Après 2 semaines de lecture de glycémie grâce au capteur et aux prélèvement sanguins, les analyses n’ont pas permis d’identifier un effet de ce premier traitement sur la glycémie de Yala. Après de nombreuses recherches scientifiques et consultations avec des homologues, les vétérinaires du parc ont fait le choix de tester un second traitement en espérant qu’il soit plus efficace chez notre primate. Contrairement au premier traitement qui demandait une prise de médicament quotidienne par voie orale de la part de notre femelle gibbon, ce nouveau processus nécessite une unique injection toutes les 4 à 6 semaines.

A l’issus de ces 15 premiers jours, une nouvelle intervention vétérinaire a donc été réalisée afin de retirer le premier capteur, dont la durée d’utilisation est de 2 semaines, et procéder à de nouveaux prélèvements pour refaire un bilan complet de la santé de Yala. Cette anesthésie a également permis de faire la première injection du nouveau médicament. Suite à cette seconde intervention, la glycémie de Yala est suivie de manière hebdomadaire grâce à un glucomètre, lecteur de glycémie permettant de mesurer le taux de glucose dans le sang après avoir effectué une petite piqûre sur un des doigts de Yala pour voir une goutte de sang.

DES RÉSULTATS ENCOURAGEANTS ?

UNE SEMAINE APRÈS L’INJECTION DU NOUVEAU TRAITEMENT, LA GLYCÉMIE DE YALA S’AMÉLIORE,
AFFICHANT 401MG/DL LE MATIN AU NOURRISSAGE ET 447MG/DL EN MILIEU DE JOURNÉE.

Pour rappel, avant tout traitement, la glycémie de Yala était d’environ 450 mg/dL en fin de nuit puis dépassait les 500 mg/dL après les nourrissages et tout au long de la journée (sachant que le capteur ne peut identifier une glycémie supérieure à 500mg/dL). Pour mieux comprendre ces chiffres, voici ci-dessus un comparatif des taux de glucose moyen chez les bovins, les chats, les gibbons et les humains.


MEDICAL TRAINING EN COURS : DÉFI DE 4 SEMAINES ?

Afin de pérenniser ce traitement nécessitant une injection toutes les 4 à 6 semaines, les soigneurs mettent en place un nouvel entraînement médical avec Yala.
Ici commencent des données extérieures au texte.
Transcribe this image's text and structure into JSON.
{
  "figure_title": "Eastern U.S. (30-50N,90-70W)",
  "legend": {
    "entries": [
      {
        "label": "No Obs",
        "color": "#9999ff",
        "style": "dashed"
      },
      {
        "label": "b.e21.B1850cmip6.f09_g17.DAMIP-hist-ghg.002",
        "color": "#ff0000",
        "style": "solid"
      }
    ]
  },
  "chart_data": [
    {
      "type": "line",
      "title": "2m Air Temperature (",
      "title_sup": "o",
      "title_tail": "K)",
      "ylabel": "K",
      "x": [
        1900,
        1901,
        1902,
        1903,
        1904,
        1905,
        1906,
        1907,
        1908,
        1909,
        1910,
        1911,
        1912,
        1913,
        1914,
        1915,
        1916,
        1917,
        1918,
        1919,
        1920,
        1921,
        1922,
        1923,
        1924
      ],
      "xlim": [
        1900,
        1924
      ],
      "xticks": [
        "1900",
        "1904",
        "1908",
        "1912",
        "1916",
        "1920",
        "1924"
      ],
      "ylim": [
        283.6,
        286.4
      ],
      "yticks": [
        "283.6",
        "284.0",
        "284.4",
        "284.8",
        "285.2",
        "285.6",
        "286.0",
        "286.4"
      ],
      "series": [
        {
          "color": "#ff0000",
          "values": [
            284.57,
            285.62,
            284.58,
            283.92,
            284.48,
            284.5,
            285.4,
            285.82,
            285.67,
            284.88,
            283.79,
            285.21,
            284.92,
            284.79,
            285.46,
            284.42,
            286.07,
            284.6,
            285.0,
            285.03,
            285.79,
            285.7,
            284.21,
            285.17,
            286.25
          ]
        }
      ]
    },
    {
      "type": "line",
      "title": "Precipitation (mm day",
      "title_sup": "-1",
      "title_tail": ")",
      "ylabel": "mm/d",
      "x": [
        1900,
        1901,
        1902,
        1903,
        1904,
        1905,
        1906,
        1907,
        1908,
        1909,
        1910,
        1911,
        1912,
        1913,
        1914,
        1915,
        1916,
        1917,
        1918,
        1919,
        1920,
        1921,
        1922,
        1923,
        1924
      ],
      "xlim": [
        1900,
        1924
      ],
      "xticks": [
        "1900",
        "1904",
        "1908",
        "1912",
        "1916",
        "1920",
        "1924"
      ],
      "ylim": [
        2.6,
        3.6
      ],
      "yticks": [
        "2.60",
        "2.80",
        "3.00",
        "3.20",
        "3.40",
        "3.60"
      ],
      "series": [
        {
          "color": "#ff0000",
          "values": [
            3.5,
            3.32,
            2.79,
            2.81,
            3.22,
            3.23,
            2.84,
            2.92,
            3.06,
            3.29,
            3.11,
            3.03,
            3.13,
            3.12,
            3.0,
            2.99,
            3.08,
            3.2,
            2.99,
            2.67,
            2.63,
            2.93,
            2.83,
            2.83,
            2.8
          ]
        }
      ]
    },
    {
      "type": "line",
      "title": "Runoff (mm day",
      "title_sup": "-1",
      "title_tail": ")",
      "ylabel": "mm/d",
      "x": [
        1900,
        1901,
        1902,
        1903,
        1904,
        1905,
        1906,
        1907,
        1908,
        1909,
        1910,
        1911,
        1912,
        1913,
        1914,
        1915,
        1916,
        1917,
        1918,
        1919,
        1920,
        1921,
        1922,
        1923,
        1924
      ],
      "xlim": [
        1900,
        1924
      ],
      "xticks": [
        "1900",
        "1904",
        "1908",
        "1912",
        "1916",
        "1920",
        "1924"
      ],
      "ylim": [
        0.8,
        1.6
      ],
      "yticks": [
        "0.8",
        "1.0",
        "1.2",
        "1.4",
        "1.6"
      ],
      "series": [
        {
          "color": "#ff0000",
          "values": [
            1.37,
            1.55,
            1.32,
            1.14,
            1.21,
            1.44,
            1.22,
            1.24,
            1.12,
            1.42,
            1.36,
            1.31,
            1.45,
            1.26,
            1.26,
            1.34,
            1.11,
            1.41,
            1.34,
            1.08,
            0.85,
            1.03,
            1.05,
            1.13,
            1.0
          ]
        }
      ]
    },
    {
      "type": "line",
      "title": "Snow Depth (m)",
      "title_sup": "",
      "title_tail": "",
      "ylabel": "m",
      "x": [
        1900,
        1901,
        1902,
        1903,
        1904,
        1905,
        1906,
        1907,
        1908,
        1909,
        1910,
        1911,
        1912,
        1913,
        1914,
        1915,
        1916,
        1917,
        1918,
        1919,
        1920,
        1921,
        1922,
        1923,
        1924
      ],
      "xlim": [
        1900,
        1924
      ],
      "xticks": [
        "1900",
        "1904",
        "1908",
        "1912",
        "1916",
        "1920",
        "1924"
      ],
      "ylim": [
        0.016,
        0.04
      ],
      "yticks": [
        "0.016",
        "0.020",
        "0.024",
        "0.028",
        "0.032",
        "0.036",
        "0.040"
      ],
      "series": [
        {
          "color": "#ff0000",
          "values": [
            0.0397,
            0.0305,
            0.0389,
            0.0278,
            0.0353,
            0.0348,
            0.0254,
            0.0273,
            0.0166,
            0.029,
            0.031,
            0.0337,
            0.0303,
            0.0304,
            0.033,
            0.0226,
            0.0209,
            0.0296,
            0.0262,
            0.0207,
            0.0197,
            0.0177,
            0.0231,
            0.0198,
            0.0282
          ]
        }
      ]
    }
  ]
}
L’idéal serait ainsi que notre femelle gibbon accepte, de manière volontaire et grâce à un lien de confiance avec ses soigneurs, l’injection de son traitement, sans être contraint de procéder à une sédation.

 

« Aujourd’hui, cette intervention vétérinaire est inédite sur un gibbon. De plus, on s’adapte à une maladie compliquée sur un animal vieillissant. Ces 2 facteurs font de cela un cas complexe. Mais Yala est pour le moment très tolérante et accepte bien les soins prodigués. L’objectif est ainsi de ralentir le diabète de Yala qui a une glycémie vraiment très élevée. »
Margaux – Vétérinaire du Zoo de La Flèche

 

Ces divers éléments ont ainsi pour but de stabiliser l’état de santé de notre doyenne du parc dont nous venons de célébrer les 40 ans !


GIBBON CONCOLORE : ESPÈCE EN DANGER CRITIQUE D’EXTINCTION ?

Les gibbons sont globalement menacés de disparition à cause du trafic comme animal de compagnie, de la déforestation, de la destruction et fragmentation de leur habitat.

L’UICN a classé l’espèce en “Danger critique d’extinction”. Des programmes de conservation in-situ (sur le terrain) permettent la protection des gibbons dans leur milieu naturel.

Acteur engagé de la conservation de la biodiversité, le Zoo de La Flèche soutient depuis plusieurs années l’association Anoulak qui oeuvre à la connaissance et à la protection de cette espèce du Laos.

Les zoos membres de l’EAZA, dont le Zoo de La Flèche, complètent le travail des organisations de terrain via des programmes européens pour les espèces menacées (EEP).